We sat on top of a hill in Tuscany, with the view of vineyards sprawling over the horizon as the feeling of serenity washes over me. Tuscany is everything I hoped it would be. The smell of red wine filled my nostrils as we drove through the winding roads, passing determined cyclists and trees speckled with green olives. The tops of the hills were dotted with old Tuscan villas and the valleys provided shade as we venture through the Chianti region and into Panzano for lunch. I learned a few very important things on our Tuscan tour:
1. To my disappointment, eating an olive right off the branch does not taste good
2. The “Angry Butcher” has great taste in music
3. I will follow Renzo (owner of Renzo Marinai winery) to the ends of the earth
4. Mozart makes wine taste delicious
Our first stop was a little B&B/winery, surrounded by little yellow and purple flowers,bright red picnic benches and old VW cars. Samples of soft cheese, hard pecorino cheese, a smelly delicious one they called “Toad cheese” and a pungent blue cheese were waiting to be paired up with a wine. What I didn’t expect though, was the sweet and tart fig jam that took centre stage of my plate. I ate it with bread, pecorino cheese and finally, just a spoon! We swirled and sniffed wine, finding hints of lemon or dark cherry (or at least trying to!) in the deep chianti red wines. We sampled the grassy and earthy flavours of olive oil, coughing as it hit the back of our throats (apparently a sign of quality olive oil…who knew!). We were off to a good start.

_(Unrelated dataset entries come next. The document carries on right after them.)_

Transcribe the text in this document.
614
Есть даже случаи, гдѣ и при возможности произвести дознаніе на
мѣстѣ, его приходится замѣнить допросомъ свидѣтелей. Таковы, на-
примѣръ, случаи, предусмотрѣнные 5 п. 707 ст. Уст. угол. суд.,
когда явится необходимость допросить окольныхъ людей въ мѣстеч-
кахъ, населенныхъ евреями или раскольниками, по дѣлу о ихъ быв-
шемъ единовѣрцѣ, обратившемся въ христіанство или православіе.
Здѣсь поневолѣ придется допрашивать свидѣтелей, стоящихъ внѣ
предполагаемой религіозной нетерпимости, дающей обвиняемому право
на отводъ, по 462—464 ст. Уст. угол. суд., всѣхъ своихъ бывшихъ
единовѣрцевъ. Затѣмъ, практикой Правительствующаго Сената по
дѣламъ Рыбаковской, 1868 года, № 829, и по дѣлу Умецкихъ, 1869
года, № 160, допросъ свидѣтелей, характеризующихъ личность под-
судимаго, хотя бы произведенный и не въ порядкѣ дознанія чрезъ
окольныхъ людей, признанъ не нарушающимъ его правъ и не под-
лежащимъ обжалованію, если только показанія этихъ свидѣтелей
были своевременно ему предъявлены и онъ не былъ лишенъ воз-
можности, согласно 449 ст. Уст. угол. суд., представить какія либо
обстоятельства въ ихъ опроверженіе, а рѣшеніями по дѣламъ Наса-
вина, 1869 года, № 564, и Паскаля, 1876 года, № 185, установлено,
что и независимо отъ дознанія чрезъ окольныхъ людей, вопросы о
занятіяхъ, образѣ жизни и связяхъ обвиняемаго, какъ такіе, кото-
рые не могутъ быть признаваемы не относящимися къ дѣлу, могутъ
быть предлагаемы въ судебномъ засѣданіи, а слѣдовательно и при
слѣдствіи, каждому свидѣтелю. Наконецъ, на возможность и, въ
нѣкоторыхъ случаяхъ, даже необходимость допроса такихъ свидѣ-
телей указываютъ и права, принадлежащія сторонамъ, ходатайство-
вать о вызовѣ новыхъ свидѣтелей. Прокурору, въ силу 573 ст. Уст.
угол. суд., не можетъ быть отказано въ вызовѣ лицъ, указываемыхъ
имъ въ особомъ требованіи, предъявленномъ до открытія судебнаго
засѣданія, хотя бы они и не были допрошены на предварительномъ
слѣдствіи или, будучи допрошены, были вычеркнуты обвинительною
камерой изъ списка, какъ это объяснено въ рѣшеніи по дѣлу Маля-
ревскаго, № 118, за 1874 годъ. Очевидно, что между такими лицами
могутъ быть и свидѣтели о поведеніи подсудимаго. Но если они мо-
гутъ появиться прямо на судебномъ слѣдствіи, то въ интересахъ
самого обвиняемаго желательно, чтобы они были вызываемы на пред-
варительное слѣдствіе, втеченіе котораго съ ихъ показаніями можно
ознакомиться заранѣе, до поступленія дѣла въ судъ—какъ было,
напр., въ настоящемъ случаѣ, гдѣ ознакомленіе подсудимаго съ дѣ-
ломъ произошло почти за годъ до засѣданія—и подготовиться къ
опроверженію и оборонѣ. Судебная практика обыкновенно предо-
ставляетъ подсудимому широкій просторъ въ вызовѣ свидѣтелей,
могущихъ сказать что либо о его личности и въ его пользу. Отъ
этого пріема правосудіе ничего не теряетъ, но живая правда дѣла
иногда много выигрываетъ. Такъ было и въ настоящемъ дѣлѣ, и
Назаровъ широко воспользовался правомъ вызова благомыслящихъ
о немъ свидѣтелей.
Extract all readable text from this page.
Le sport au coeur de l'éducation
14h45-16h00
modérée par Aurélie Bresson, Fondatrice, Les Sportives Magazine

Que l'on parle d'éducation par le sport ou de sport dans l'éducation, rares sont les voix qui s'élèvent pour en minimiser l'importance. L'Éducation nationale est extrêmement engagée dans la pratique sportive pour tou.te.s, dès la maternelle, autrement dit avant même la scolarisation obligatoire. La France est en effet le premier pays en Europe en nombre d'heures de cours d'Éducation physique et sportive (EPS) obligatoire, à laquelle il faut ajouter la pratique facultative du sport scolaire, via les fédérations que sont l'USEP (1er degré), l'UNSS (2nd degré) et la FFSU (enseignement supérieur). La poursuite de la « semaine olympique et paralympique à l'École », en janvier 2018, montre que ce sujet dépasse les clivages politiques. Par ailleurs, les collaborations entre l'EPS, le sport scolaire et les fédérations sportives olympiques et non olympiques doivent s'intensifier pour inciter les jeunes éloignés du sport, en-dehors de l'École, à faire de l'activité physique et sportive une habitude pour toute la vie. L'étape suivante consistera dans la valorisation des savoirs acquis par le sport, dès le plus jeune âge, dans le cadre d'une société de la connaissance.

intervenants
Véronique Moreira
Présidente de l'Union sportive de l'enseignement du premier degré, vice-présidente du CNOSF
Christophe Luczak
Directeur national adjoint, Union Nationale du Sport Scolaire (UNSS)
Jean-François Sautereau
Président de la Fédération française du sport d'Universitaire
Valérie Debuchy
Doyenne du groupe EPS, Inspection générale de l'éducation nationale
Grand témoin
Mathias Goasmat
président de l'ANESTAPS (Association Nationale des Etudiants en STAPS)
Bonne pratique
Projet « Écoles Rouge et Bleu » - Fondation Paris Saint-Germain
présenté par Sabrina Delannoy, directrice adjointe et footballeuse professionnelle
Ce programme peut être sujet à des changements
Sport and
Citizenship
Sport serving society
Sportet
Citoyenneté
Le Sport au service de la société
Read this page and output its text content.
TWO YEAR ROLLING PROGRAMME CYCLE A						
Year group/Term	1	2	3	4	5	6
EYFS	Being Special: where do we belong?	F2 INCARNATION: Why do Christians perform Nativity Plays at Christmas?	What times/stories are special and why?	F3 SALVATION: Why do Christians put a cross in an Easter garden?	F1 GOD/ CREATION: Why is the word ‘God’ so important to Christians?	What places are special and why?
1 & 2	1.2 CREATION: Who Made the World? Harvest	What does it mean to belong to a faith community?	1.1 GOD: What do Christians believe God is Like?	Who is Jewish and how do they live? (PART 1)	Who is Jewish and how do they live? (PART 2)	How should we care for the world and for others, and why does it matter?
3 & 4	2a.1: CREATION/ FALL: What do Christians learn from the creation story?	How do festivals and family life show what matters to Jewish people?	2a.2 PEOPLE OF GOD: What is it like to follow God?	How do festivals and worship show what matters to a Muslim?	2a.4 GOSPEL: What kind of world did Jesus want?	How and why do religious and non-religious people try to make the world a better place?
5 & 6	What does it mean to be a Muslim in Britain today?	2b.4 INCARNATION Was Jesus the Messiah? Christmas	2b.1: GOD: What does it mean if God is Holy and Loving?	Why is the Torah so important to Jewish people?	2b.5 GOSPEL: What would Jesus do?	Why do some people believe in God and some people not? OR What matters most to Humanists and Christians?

We then headed to Panzano, a little village that smelled of cured meats and garlic. The cobblestone streets jostled us around as we drove through, searching for our next stop. Dario Cecchini, the “Angry Butcher” as some may refer to him, greeted us at his butcher shop and restaurant. His showmanship is something to remember and defined his passionate love and respect for meat. As we ate soppressata and prosciutto, slurped pappa al pomodoro and dipped warm bread into the fagioli all’olio (cannellini beans with olive oil), we noticed the music in the background and the familiar lyrics of AC/DC. We ate, rocked out to AC/DC and filled our bellies with more Chianti wine.
We ended at Renzo Marinai winery, where a shaggy dog, with red wine-stained hair on his underbelly, jumped with excitement at our arrival. Renzo had a charming smile and an ensemble of chinos and slippers made him appear more charismatic and relaxed. I would follow him to the ends of the earth. His vineyard boasted of organic production, fruit and olive trees lined the winery and plucking a peach off the trees was not out of the question. As we entered the cellar, my chin dripping with peach juice, speakers playing Mozart were serenading the oak barrels. Renzo’s theory was that the slight vibrations produced by the music helped the wine to continually move through the barrels, enhancing the flavours and aromas. I don’t know if it was the Mozart, or my new found love of Renzo, but I couldn’t get enough of his wine.
I’m wishing that I could be back in Tuscany. I searched through my kitchen for some memory of delicious Tuscan food when I recognized the Italian writing sprawled over a jar sitting in the back of my fridge. It was the fig jam! As if it was meant to be, this jam deserved a simple but luxurious food to pair it with, and the prosciutto in my bottom fridge drawer and the ripe black figs on my kitchen counter would do just fine.
These crostini are a perfect appetizer for a classy dinner party – everyone will think it took ages to create this dish, but you and I will know the truth. Toast the crostini in the oven with olive oil then top with goat cheese, fruit preserves (I, of course, used the fig jam), prosciutto, figs, arugula and then drizzle a rich balsamic glaze over the plate. I admit that I debated on buying a balsamic glaze from my grocery store, but I had no idea how easy it was to simmer balsamic vinegar over the stove until it turned formed a syrup. The smell of balsamic vinegar simmering in your kitchen is indescribable; add vanilla extract or a dash of red wine while it’s simmering for an incredible aroma when people enter your kitchen. Those guests have no idea what they’re in for!
- 8-10 slices of crusty bread
- 2 tbsp olive oil
- 4 oz goat cheese
- 3 tbsp fig jam
- 1 cup balsamic vinegar
- 8-10 slices prosciutto
- 1 bunch arugula
- 2-3 figs, quartered
- Preheat the oven to 350F.
- Lay out the bread on a baking sheet and drizzle with olive oil.
- Bake until bread turns crispy. Remove from oven and let the crostini cool down.
- While the bread is cooling, heat the balsamic vinegar in a small sauce pan over medium high heat. Let is simmer until it turns into a syrup. Remove from heat and allow the glaze to cool.
- Crumble goat cheese onto the crostini then top with fig jam, prosciutto and a few pieces of arugula.
- Drizze the balsamic glaze on top of the arugula and then top with quartered figs.